Foundation trusts in five of the 10 strategic health authority regions are drawing up plans to freeze automatic pay increments due under Agenda for Change in order to make cost savings of 4-5% per year over the next four years. No foundation trust has announced its plans publicly as all hope that the Department of Health will impose a national freeze.

Health and social care costs for young adults with epilepsy

J. Beecham and others

Health and Social Care in the Community, vol. 18, 2010, p. 465-473

This study aims to inform UK policy discussion and development by collating existing information about health and social care support for young adults with epilepsy after transition to adult services and the costs of such support. There are approximately 42,000 young adults with epilepsy costing the UK health and social care budgets 715.3m per year, or 17,000 per person. However unmet service needs suggest that this figure may be too low, although this study does not estimate the shortfall.

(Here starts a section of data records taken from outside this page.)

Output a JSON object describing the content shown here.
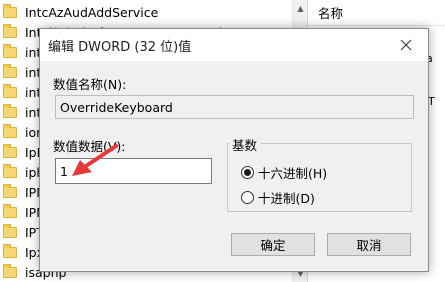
{
  "tree": {
    "items": [
      {
        "label": "IntcAzAudAddService"
      },
      {
        "label": "Intel(R) Platform Manager Service"
      },
      {
        "label": "intel"
      },
      {
        "label": "intel"
      },
      {
        "label": "intel"
      },
      {
        "label": "intel"
      },
      {
        "label": "iorate"
      },
      {
        "label": "IpFilter"
      },
      {
        "label": "iphlpsvc"
      },
      {
        "label": "IPMI"
      },
      {
        "label": "IPNAT"
      },
      {
        "label": "IPT"
      },
      {
        "label": "Ipxlat"
      },
      {
        "label": "isapnp"
      }
    ]
  },
  "right_pane": {
    "column_header": "名称",
    "fragments": [
      "a",
      "T"
    ]
  },
  "dialog": {
    "title": "编辑 DWORD (32 位)值",
    "value_name_label": "数值名称(N):",
    "value_name": "OverrideKeyboard",
    "value_data_label": "数值数据(V):",
    "value_data": "1",
    "base": {
      "legend": "基数",
      "options": [
        {
          "label": "十六进制(H)",
          "selected": true
        },
        {
          "label": "十进制(D)",
          "selected": false
        }
      ]
    },
    "ok_label": "确定",
    "cancel_label": "取消"
  },
  "colors": {
    "annotation_arrow": "#e53935",
    "folder": "#f7d774"
  }
}
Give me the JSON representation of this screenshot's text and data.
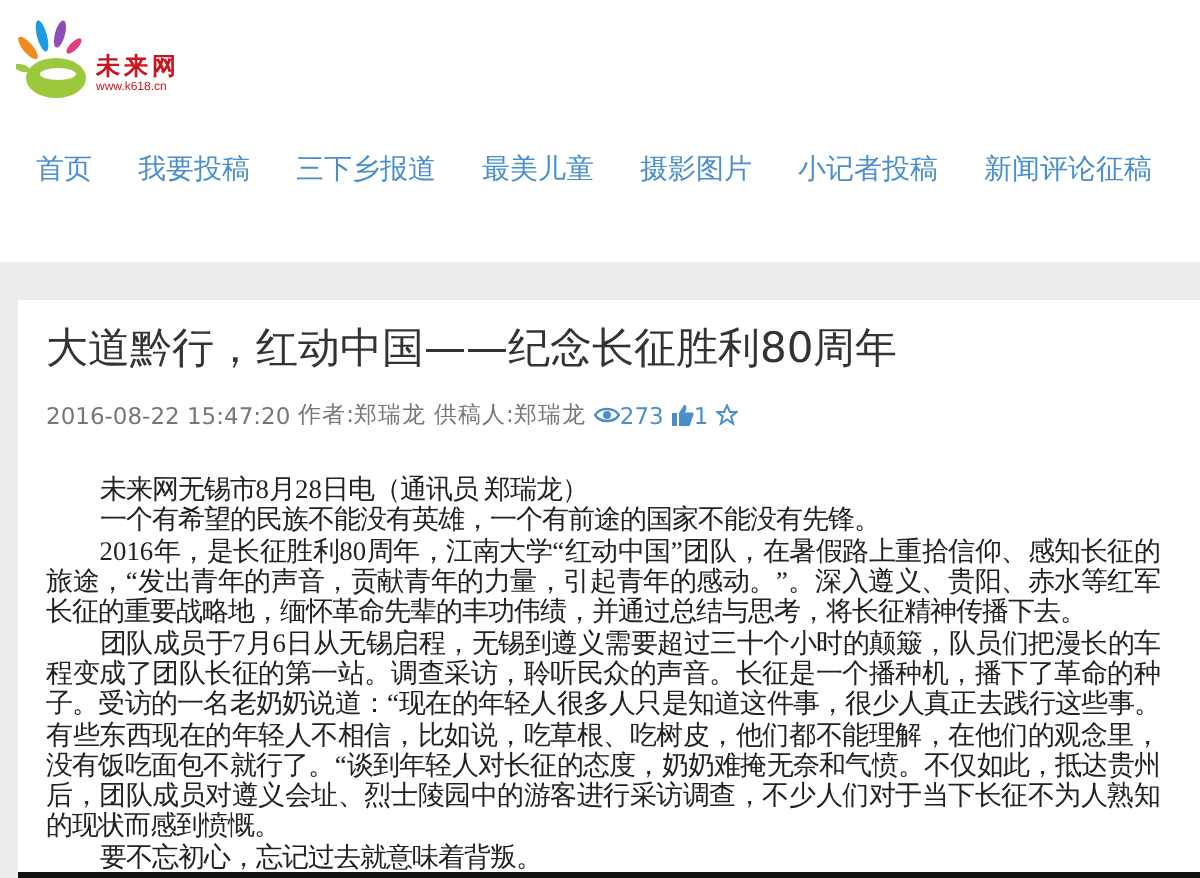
{
  "logo": {
    "name": "未来网",
    "url": "www.k618.cn"
  },
  "nav": [
    {
      "label": "首页"
    },
    {
      "label": "我要投稿"
    },
    {
      "label": "三下乡报道"
    },
    {
      "label": "最美儿童"
    },
    {
      "label": "摄影图片"
    },
    {
      "label": "小记者投稿"
    },
    {
      "label": "新闻评论征稿"
    }
  ],
  "article": {
    "title": "大道黔行，红动中国——纪念长征胜利80周年",
    "meta": {
      "datetime": "2016-08-22 15:47:20",
      "author": "作者:郑瑞龙",
      "contributor": "供稿人:郑瑞龙",
      "views": "273",
      "likes": "1"
    },
    "paragraphs": [
      "未来网无锡市8月28日电（通讯员 郑瑞龙）",
      "一个有希望的民族不能没有英雄，一个有前途的国家不能没有先锋。",
      "2016年，是长征胜利80周年，江南大学“红动中国”团队，在暑假路上重拾信仰、感知长征的旅途，“发出青年的声音，贡献青年的力量，引起青年的感动。”。深入遵义、贵阳、赤水等红军长征的重要战略地，缅怀革命先辈的丰功伟绩，并通过总结与思考，将长征精神传播下去。",
      "团队成员于7月6日从无锡启程，无锡到遵义需要超过三十个小时的颠簸，队员们把漫长的车程变成了团队长征的第一站。调查采访，聆听民众的声音。长征是一个播种机，播下了革命的种子。受访的一名老奶奶说道：“现在的年轻人很多人只是知道这件事，很少人真正去践行这些事。有些东西现在的年轻人不相信，比如说，吃草根、吃树皮，他们都不能理解，在他们的观念里，没有饭吃面包不就行了。“谈到年轻人对长征的态度，奶奶难掩无奈和气愤。不仅如此，抵达贵州后，团队成员对遵义会址、烈士陵园中的游客进行采访调查，不少人们对于当下长征不为人熟知的现状而感到愤慨。",
      "要不忘初心，忘记过去就意味着背叛。"
    ]
  }
}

The nature of healthcare costs and financial risk in commissioning

R. Jones

British Journal of Healthcare Management, vol. 16, 2010, p. 424-430

A cycle of profit and loss, which commenced in the early 1960s, exists in the US health insurance industry. Each cycle appears to be initiated by a 6% step-like increase in costs which occurs at an interval of between 3 to 8 years. These step-like increases appear to coincide with step changes in admissions, case mix and complexity. A similar pattern relating to medical emergency admissions has operated in the UK for at least 20 years. The implications of this behaviour for the financial risk inherent in commissioning in England are discussed in this article.